L’ empreinte écologique des entreprises

Pour son implantation et sa survie, une entreprise doit consommer les ressources de son environnement et donc émettre à son tour des déchets dont une partie (de plus en plus grande) n’arrive pas à être digérée par la nature. Avec le nombre sans cesse croissant des entreprises dans ce monde, cette proportion est rapidement décuplée, plaçant la planète depuis quelques années en alerte. Cette empreinte pour les entreprises est généralement calculée à partir de l’analyse de leur cycle de vie (ACV), laquelle prend notamment en compte les impacts environnementaux qui découlent des pratiques de production ou des services d’une entreprise donnée.

Plus spécifiquement, elle cherche à connaître pour comparer la pression du fonctionnement de l’entreprise sur son environnement, tout au long de son cycle, avec éventuellement des activités d’extraction des matières premières, leur traitement jusqu’à leur décharge, au travers des ressources naturelles. Sont tout aussi pris en compte, la standardisation des procédures de l’entreprise en question et son modèle de transformation arithmétique des flux en impact sur l’environnement.

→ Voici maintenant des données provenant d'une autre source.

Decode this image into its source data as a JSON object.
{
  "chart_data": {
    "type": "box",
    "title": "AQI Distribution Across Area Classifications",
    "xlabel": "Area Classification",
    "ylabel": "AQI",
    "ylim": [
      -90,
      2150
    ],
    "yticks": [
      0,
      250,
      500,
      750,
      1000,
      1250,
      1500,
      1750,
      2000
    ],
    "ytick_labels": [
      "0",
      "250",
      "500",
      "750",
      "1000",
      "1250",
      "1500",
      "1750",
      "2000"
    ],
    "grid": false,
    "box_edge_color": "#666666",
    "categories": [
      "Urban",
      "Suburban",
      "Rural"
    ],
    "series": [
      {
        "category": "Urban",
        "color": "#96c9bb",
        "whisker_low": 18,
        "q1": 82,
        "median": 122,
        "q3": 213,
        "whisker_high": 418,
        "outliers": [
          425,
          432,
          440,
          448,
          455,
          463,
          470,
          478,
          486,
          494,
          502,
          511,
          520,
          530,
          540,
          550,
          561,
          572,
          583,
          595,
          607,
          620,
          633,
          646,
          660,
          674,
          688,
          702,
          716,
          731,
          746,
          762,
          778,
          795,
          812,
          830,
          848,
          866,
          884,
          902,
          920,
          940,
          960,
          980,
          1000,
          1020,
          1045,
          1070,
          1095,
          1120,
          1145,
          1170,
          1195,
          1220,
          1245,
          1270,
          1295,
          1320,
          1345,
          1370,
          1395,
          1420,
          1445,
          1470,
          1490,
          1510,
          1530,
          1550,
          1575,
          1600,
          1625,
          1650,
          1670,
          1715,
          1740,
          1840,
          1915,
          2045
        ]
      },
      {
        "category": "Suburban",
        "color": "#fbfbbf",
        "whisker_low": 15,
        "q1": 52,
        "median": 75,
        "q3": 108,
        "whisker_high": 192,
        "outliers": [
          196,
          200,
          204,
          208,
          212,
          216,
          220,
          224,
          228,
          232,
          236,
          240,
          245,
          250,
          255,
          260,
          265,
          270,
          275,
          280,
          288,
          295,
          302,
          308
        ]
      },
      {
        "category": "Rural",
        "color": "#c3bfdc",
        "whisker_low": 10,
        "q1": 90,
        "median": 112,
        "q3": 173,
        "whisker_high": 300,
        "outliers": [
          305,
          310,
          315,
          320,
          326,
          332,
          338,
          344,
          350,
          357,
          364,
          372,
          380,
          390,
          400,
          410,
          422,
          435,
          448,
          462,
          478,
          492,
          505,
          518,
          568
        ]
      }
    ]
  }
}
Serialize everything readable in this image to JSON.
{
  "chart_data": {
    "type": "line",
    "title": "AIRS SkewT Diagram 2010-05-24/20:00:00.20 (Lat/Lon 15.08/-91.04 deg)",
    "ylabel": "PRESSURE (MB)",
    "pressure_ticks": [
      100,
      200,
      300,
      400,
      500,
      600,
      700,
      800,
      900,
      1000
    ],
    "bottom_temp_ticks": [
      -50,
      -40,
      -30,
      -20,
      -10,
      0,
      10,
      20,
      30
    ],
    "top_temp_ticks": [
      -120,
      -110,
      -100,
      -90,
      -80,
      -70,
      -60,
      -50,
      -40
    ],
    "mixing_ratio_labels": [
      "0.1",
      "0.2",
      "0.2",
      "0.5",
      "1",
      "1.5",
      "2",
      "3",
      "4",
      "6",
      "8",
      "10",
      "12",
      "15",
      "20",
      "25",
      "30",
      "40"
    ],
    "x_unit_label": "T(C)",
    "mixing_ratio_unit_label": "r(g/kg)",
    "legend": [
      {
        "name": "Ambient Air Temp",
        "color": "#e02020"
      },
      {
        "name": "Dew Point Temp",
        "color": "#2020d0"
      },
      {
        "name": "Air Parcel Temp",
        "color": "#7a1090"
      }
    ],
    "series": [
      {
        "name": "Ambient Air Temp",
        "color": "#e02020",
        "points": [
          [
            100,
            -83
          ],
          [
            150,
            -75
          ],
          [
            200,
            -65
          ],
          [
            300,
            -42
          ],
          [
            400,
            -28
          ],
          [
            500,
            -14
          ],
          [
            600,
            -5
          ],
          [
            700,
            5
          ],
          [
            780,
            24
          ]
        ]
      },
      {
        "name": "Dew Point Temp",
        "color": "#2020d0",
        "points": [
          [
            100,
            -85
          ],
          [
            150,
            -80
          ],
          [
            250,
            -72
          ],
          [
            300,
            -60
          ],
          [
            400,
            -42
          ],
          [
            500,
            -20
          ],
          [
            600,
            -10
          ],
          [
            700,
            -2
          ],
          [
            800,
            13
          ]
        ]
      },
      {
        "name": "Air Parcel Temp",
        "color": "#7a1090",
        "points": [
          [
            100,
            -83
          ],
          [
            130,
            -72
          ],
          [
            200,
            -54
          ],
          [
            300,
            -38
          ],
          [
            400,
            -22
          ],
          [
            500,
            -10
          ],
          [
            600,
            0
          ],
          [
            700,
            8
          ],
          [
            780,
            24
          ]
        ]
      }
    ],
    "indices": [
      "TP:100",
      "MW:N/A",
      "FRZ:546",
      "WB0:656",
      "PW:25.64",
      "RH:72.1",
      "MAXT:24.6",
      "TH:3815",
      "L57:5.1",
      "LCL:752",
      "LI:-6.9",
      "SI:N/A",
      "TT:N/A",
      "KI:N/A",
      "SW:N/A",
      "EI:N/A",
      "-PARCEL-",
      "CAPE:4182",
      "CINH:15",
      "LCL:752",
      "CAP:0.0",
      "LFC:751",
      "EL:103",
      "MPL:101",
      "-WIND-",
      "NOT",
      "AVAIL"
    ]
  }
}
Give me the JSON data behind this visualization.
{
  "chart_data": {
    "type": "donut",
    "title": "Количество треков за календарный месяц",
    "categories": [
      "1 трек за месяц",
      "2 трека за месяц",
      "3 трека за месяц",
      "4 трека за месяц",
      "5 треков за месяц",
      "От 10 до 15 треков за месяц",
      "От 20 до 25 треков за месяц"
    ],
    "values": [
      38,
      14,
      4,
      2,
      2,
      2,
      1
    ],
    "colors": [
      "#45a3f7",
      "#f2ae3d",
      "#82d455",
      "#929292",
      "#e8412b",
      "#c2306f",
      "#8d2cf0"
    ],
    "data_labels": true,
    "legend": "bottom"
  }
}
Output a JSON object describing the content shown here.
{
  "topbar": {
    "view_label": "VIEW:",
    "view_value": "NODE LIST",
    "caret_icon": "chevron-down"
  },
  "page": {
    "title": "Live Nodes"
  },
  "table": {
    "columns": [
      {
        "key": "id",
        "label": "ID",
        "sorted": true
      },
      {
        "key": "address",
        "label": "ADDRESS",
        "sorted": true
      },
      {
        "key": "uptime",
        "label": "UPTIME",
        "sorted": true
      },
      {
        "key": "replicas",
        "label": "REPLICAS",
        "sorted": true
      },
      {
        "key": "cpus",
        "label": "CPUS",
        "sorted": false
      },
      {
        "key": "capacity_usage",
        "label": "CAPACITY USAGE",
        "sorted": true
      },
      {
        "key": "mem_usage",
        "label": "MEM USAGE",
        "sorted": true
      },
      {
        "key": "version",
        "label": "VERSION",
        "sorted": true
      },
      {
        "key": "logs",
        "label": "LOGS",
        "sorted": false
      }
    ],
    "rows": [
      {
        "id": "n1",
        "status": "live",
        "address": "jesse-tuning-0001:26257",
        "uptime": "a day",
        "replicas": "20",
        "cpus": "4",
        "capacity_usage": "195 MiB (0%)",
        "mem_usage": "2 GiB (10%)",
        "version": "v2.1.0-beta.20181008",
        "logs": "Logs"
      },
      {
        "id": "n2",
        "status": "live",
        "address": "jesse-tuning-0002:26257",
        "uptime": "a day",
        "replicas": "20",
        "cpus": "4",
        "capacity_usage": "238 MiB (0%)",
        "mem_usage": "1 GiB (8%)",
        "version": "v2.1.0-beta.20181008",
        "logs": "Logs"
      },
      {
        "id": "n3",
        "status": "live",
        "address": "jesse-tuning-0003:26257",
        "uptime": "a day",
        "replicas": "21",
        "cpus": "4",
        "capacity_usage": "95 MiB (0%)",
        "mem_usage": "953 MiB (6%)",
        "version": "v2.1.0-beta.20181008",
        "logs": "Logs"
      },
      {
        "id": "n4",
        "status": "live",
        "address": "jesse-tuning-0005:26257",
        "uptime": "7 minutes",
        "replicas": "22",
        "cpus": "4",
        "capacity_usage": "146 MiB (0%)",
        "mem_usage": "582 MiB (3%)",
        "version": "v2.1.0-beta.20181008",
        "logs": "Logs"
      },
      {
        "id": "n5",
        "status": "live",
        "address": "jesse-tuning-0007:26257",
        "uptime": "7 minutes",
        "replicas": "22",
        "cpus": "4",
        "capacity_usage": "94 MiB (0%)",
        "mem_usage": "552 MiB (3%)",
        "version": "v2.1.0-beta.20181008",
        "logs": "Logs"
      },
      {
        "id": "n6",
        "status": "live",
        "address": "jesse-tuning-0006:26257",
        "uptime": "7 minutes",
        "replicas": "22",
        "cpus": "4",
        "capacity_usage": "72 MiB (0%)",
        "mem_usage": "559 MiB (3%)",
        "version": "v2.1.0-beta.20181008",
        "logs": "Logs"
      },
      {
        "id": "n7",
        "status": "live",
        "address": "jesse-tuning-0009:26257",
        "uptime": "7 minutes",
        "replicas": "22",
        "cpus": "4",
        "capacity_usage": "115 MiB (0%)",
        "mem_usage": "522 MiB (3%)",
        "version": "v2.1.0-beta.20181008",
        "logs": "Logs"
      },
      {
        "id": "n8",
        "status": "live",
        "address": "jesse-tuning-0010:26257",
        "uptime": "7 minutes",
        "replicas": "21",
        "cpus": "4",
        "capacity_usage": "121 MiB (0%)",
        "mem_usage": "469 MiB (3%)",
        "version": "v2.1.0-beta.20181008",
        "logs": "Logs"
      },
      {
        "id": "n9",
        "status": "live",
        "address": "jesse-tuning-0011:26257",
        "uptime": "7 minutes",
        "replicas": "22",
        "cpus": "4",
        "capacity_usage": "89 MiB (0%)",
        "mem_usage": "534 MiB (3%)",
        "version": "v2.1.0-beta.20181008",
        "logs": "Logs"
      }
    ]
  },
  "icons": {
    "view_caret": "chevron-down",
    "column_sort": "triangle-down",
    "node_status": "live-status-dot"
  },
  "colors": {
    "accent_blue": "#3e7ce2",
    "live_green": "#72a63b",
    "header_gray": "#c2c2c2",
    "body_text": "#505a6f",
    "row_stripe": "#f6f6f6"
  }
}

Des moyens urgents à prendre en compte

Pour réduire l’empreinte écologique d’une entreprise, il faut assurément observer les bonnes pratiques définies dans certains ouvrages et se pencher considérablement sur le concept d’entreprise verte. On trouve ces pratiques dans ILCD du PNEU, le GHG Protocol, la norme ISO 14064, les lignes du GRI, le guide DEFRA qui renseigne sur le reporting des émissions de gaz à effet de serre, le CDP Water Footprint, les documents de Bilan carbone.

À ces consignes, il faut ajouter le principe d’entreprise verte qui favorise le recyclage des déchets. Dans ce sens, si un produit est non biodégradable, il ne doit pas être commercialisé comme un bien, mais loué comme un service, afin qu’au terme de son utilisation, il soit restitué à l’entreprise d’origine qui se chargera alors de son démontage, tout en conservant des composants qui peuvent être réutilisés à la fabrication de nouveaux produits.